Finance director Bob Dvoraczky presented a five-year financial projection for the city at Grandview Heights City Council's annual working retreat Jan. 28. The update was less gloomy than his forecast at the 2011 meeting.

Finance director Bob Dvoraczky presented a five-year financial projection for the city at Grandview Heights City Council's annual working retreat Jan. 28. The update was less gloomy than his forecast at the 2011 meeting.

While the city is still projected to have higher expenditures than revenues each year from 2012 through 2015, the "worrisome" outlook regarding future year-end cash balances has improved, Dvoraczky said.

And 2011 turned out better than budgeted, with the city in essence breaking even for the year, he said.

The city's 2011 budget showed receipts expected to total about $8.6 million and anticipated expenses of slightly more than $9.5 million, which led to expectations of a $898,779 shortfall.

But the actual numbers for the year show the city's receipts were $50,362 more than expenses in 2011, Dvoraczky said.

In addition, actual expenses were less than budgeted in many areas "because we made a conscious decision to hold the budget down," he said.

The city is now projected to maintain a positive year-end cash balance through the next five years, Dvoraczky said.

In his report at last year's retreat, Dvoraczky projected the city's year-end cash balance would show a deficit of $257,430 in 2015 and $369,449 in 2016.

In the revised forecast he presented Saturday, the city is projected to maintain a positive year-end cash balance of $756,383 in 2015 and $977,275 in 2016.

In 2016, city revenues are expected to exceed projected expenditures by more than $200,000.

The city can expect to see more income tax revenue in the coming years than he projected one year ago because of additional jobs moving into Grandview, Dvoraczky said.
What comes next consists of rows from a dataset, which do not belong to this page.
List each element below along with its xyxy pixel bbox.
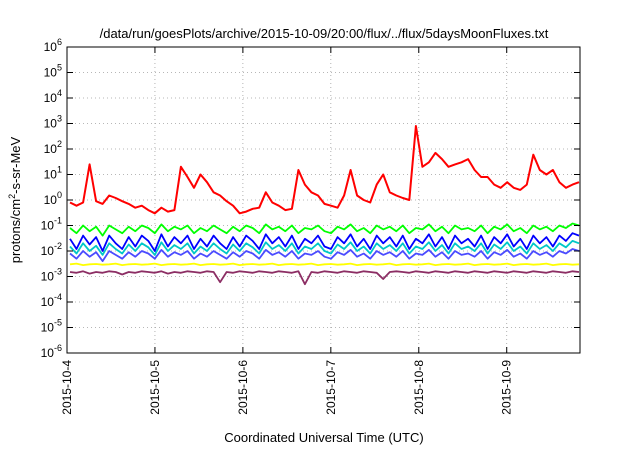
y-tick-label: 10-5 [41, 318, 62, 335]
y-tick-label: 104 [44, 88, 62, 105]
y-tick-label: 10-3 [41, 267, 62, 284]
y-tick-label: 102 [44, 139, 62, 156]
x-tick-label: 2015-10-7 [324, 360, 338, 415]
series-line-1 [69, 125, 580, 215]
y-tick-label: 10-6 [41, 343, 62, 360]
y-tick-label: 103 [44, 114, 62, 131]
axis-ticks [66, 46, 580, 354]
y-tick-label: 100 [44, 190, 62, 207]
y-tick-label: 105 [44, 63, 62, 80]
x-tick-label: 2015-10-8 [412, 360, 426, 415]
y-axis-title: protons/cm2-s-sr-MeV [7, 136, 23, 263]
y-axis-title-sup: 2 [7, 194, 17, 199]
x-tick-label: 2015-10-4 [60, 360, 74, 415]
series-group [69, 125, 580, 286]
x-tick-label: 2015-10-5 [148, 360, 162, 415]
y-axis-title-base: protons/cm [8, 199, 23, 263]
y-axis-title-rest: -s-sr-MeV [8, 136, 23, 193]
grid [67, 47, 580, 353]
x-tick-label: 2015-10-9 [500, 360, 514, 415]
y-tick-labels: 10-6 10-5 10-4 10-3 10-2 10-1 100 101 102 103 104 1… [41, 37, 62, 360]
x-tick-labels: 2015-10-4 2015-10-5 2015-10-6 2015-10-7 2015… [60, 360, 514, 415]
series-line-5 [69, 248, 580, 263]
x-tick-label: 2015-10-6 [236, 360, 250, 415]
y-tick-label: 106 [44, 37, 62, 54]
series-line-4 [69, 232, 580, 252]
series-line-2 [69, 222, 580, 237]
x-axis-title: Coordinated Universal Time (UTC) [224, 430, 423, 445]
y-tick-label: 10-4 [41, 292, 62, 309]
series-line-7 [69, 270, 580, 286]
y-tick-label: 101 [44, 165, 62, 182]
series-line-3 [69, 239, 580, 256]
chart-title: /data/run/goesPlots/archive/2015-10-09/2… [100, 26, 549, 41]
y-tick-label: 10-1 [41, 216, 62, 233]
series-line-6 [69, 262, 580, 267]
y-tick-label: 10-2 [41, 241, 62, 258]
Income tax receipts are now expected to grow by 4 percent in 2013-14 and 6 percent in 2015-16, he said.

The hotel tax collected from the Hyatt Place at Grandview Yard is also projected to bring in $45,000 each year.

The projections are based on a good-faith estimate, Dvoraczky said, and use the best data currently available.

The revenue assumptions use the 2011 fee Marble Cliff paid the city for municipal services as a placeholder, he said.

A new contact is being negotiated.

The projection regarding the local government fund from the state also uses the amount for the first six months of 2013 as a placeholder for the following few years since "we don't know what will come in the next (biennial state) budget," Dvoraczky said.

The local government fund in the state budget has already been slashed, he said.

Grandview received $593,513 in 2008 and $514,786 in 2011, Dvoraczky said. The total is projected to fall to $356,281 in 2012.

There is also uncertainty about how much property tax, payroll income tax and construction job revenue will be coming from the Grandview Yard project over the next several years, he said.